Set the password to something secure - you can even encrypt the password by following something like this if you want.

Next thing to do is to enable authentication for hawtio. This again is very simple - all you need to do is to add some Java system properties for Tomcat. You can read more about hawtio configuration here. On OpenShift, you can add hooks to run at different stages of your application lifecycle. We’re going to add a script that runs before our application starts to set up CATALINA_OPTS, the standard way to add system properties to Tomcat.
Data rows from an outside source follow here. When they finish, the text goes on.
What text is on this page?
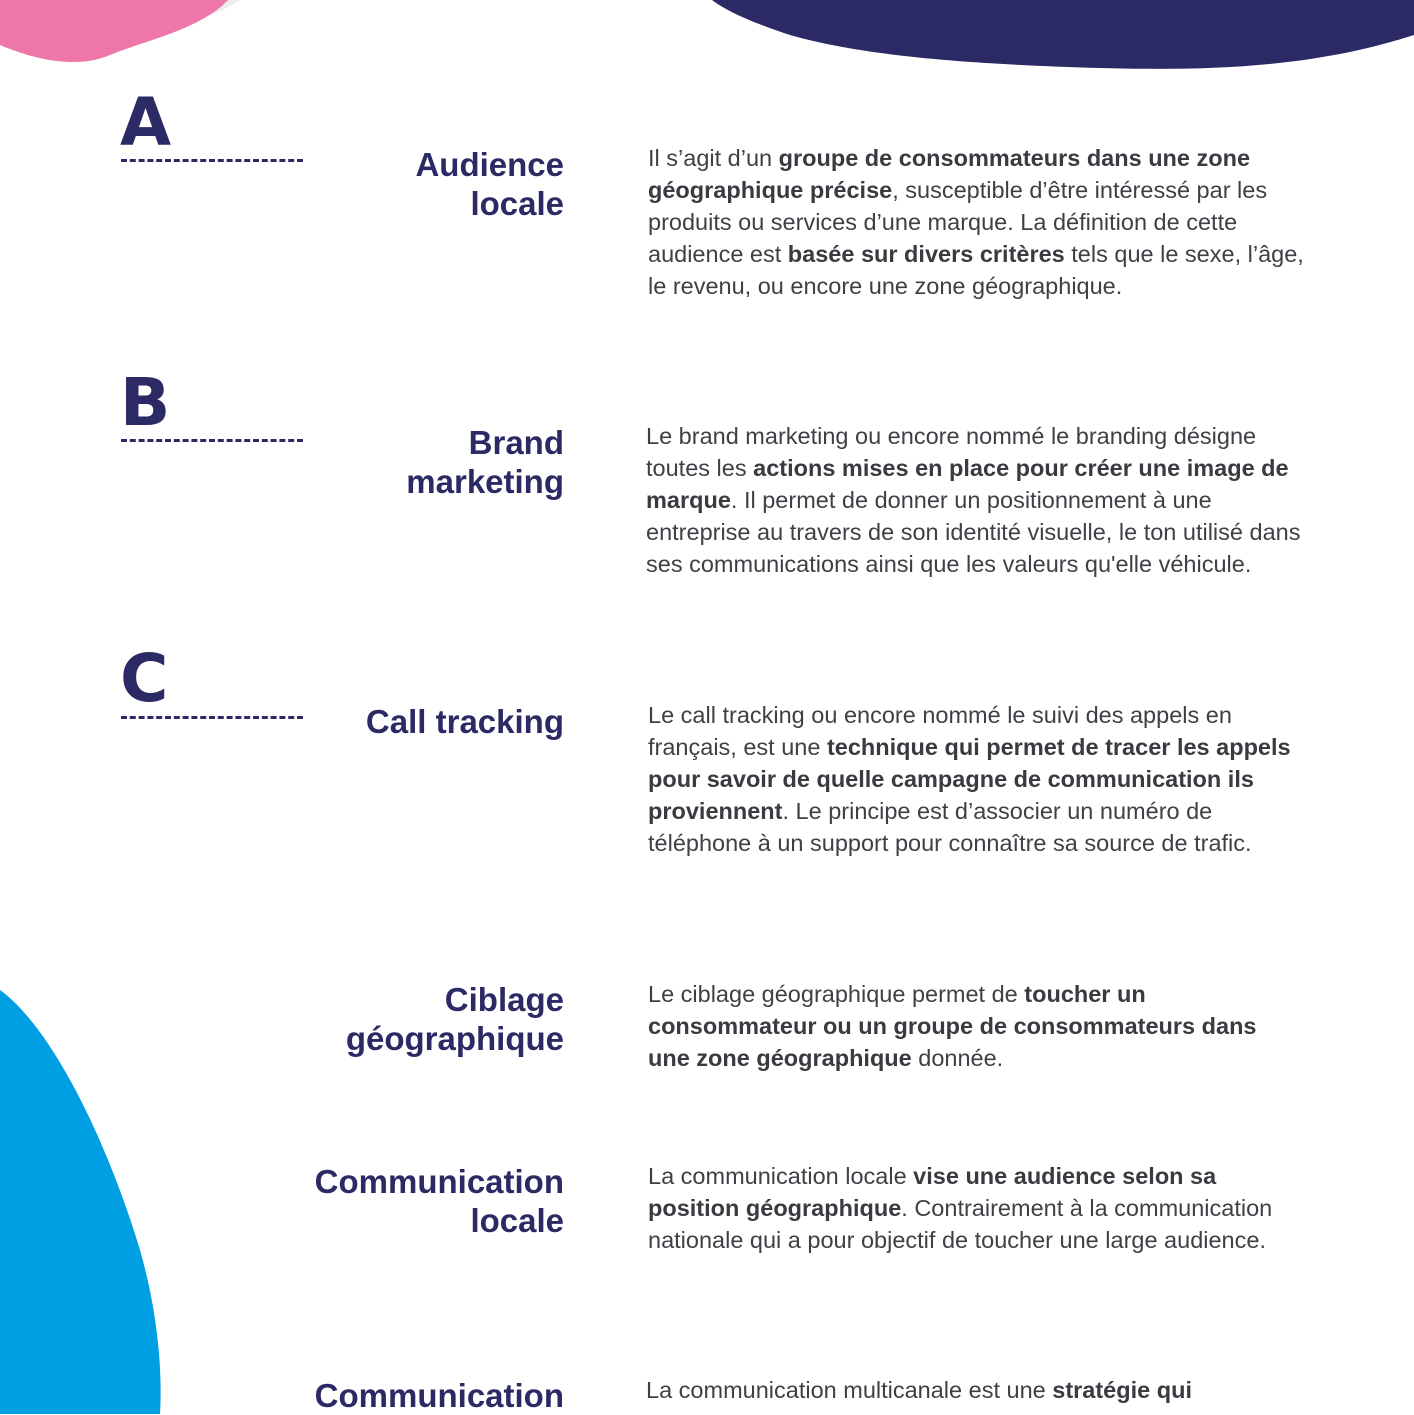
A
B
C
Audience
locale
Il s’agit d’un groupe de consommateurs dans une zone géographique précise, susceptible d’être intéressé par les produits ou services d’une marque. La définition de cette audience est basée sur divers critères tels que le sexe, l’âge, le revenu, ou encore une zone géographique.
Brand
marketing
Le brand marketing ou encore nommé le branding désigne toutes les actions mises en place pour créer une image de marque. Il permet de donner un positionnement à une entreprise au travers de son identité visuelle, le ton utilisé dans ses communications ainsi que les valeurs qu'elle véhicule.
Call tracking	Le call tracking ou encore nommé le suivi des appels en français, est une technique qui permet de tracer les appels pour savoir de quelle campagne de communication ils proviennent. Le principe est d’associer un numéro de téléphone à un support pour connaître sa source de trafic.
Ciblage
géographique
Le ciblage géographique permet de toucher un consommateur ou un groupe de consommateurs dans une zone géographique donnée.
Communication
locale
La communication locale vise une audience selon sa position géographique. Contrairement à la communication nationale qui a pour objectif de toucher une large audience.
Communication	La communication multicanale est une stratégie qui
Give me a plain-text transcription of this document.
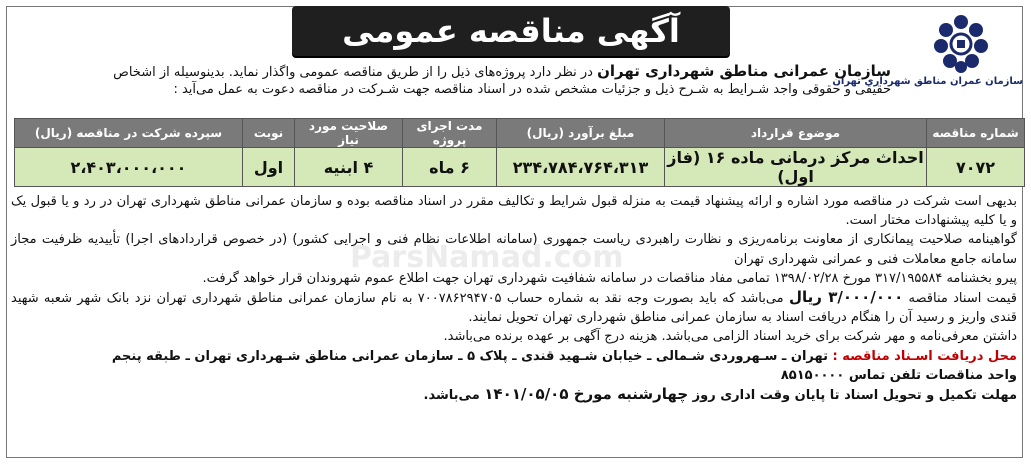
آگهی مناقصه عمومی
سازمان عمران مناطق شهرداری تهران
سازمان عمرانی مناطق شهرداری تهران در نظر دارد پروژه‌های ذیل را از طریق مناقصه عمومی واگذار نماید. بدینوسیله از اشخاص
حقیقی و حقوقی واجد شـرایط به شـرح ذیل و جزئیات مشخص شده در اسناد مناقصه جهت شـرکت در مناقصه دعوت به عمل می‌آید :
شماره مناقصه	موضوع قرارداد	مبلغ برآورد (ریال)	مدت اجرای پروژه	صلاحیت مورد نیاز	نوبت	سپرده شرکت در مناقصه (ریال)
۷۰۷۲	احداث مرکز درمانی ماده ۱۶ (فاز اول)	۲۳۴،۷۸۴،۷۶۴،۳۱۳	۶ ماه	۴ ابنیه	اول	۲،۴۰۳،۰۰۰،۰۰۰

بدیهی است شرکت در مناقصه مورد اشاره و ارائه پیشنهاد قیمت به منزله قبول شرایط و تکالیف مقرر در اسناد مناقصه بوده و سازمان عمرانی مناطق شهرداری تهران در رد و یا قبول یک و یا کلیه پیشنهادات مختار است.

گواهینامه صلاحیت پیمانکاری از معاونت برنامه‌ریزی و نظارت راهبردی ریاست جمهوری (سامانه اطلاعات نظام فنی و اجرایی کشور) (در خصوص قراردادهای اجرا) تأییدیه ظرفیت مجاز سامانه جامع معاملات فنی و عمرانی شهرداری تهران

پیرو بخشنامه ۳۱۷/۱۹۵۵۸۴ مورخ ۱۳۹۸/۰۲/۲۸ تمامی مفاد مناقصات در سامانه شفافیت شهرداری تهران جهت اطلاع عموم شهروندان قرار خواهد گرفت.

قیمت اسناد مناقصه ۳/۰۰۰/۰۰۰ ریال می‌باشد که باید بصورت وجه نقد به شماره حساب ۷۰۰۷۸۶۲۹۴۷۰۵ به نام سازمان عمرانی مناطق شهرداری تهران نزد بانک شهر شعبه شهید قندی واریز و رسید آن را هنگام دریافت اسناد به سازمان عمرانی مناطق شهرداری تهران تحویل نمایند.

داشتن معرفی‌نامه و مهر شرکت برای خرید اسناد الزامی می‌باشد. هزینه درج آگهی بر عهده برنده می‌باشد.

محل دریافت اسـناد مناقصه : تهران ـ سـهروردی شـمالی ـ خیابان شـهید قندی ـ پلاک ۵ ـ سازمان عمرانی مناطق شـهرداری تهران ـ طبقه پنجم

واحد مناقصات تلفن تماس ۸۵۱۵۰۰۰۰

مهلت تکمیل و تحویل اسناد تا پایان وقت اداری روز چهارشنبه مورخ ۱۴۰۱/۰۵/۰۵ می‌باشد.

ParsNamad.com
Edit a file called .openshift/action_hooks/pre_start_jbossews-2.0 & add the following content:

export CATALINA_OPTS='-Dhawtio.authenticationEnabled=true -Dhawtio.role=admin'

That’s all there is to it - enable authentication & limit access to hawtio to those users with the admin role as we specified in tomcat-users.xml. You can of course change that to whatever you want.

Let’s commit those files & push our updated application:

git add .openshift/action_hooks/pre_start_jbossews-2.0 \
        .openshift/config/tomcat-users.xml
git commit -m "Added hawtio authentication"
git push

Again, you’ll get the wall of text as OpenShift deploys your application - wait for the success at the end. If you run rhc tail again, you’ll see confirmation that hawtio has indeed picked up the system properties & enabled authentication:

INFO  | localhost-startStop-1 | Discovered container Apache Tomcat to use with hawtio authentication filter
INFO  | localhost-startStop-1 | Starting hawtio authentication filter, JAAS realm: "*" authorized role(s): "admin" role principal classes: "io.hawt.web.tomcat.TomcatPrincipal"

Now refresh hawtio in your browser & this time you will be redirected to the hawtio log in page. Log in with the credentials you specified earlier & you are now authenticated in hawtio. Browse around, see what you can do - it really is such a useful application.

I hope that seemed pretty easy to you - a lot of writing here for something that literally takes 5 minutes from beginning to end. Hawtio is similarly easy to deploy in any of your applications, from standalone Java apps to apps deployed on J2EE application servers, super flexible, super useful.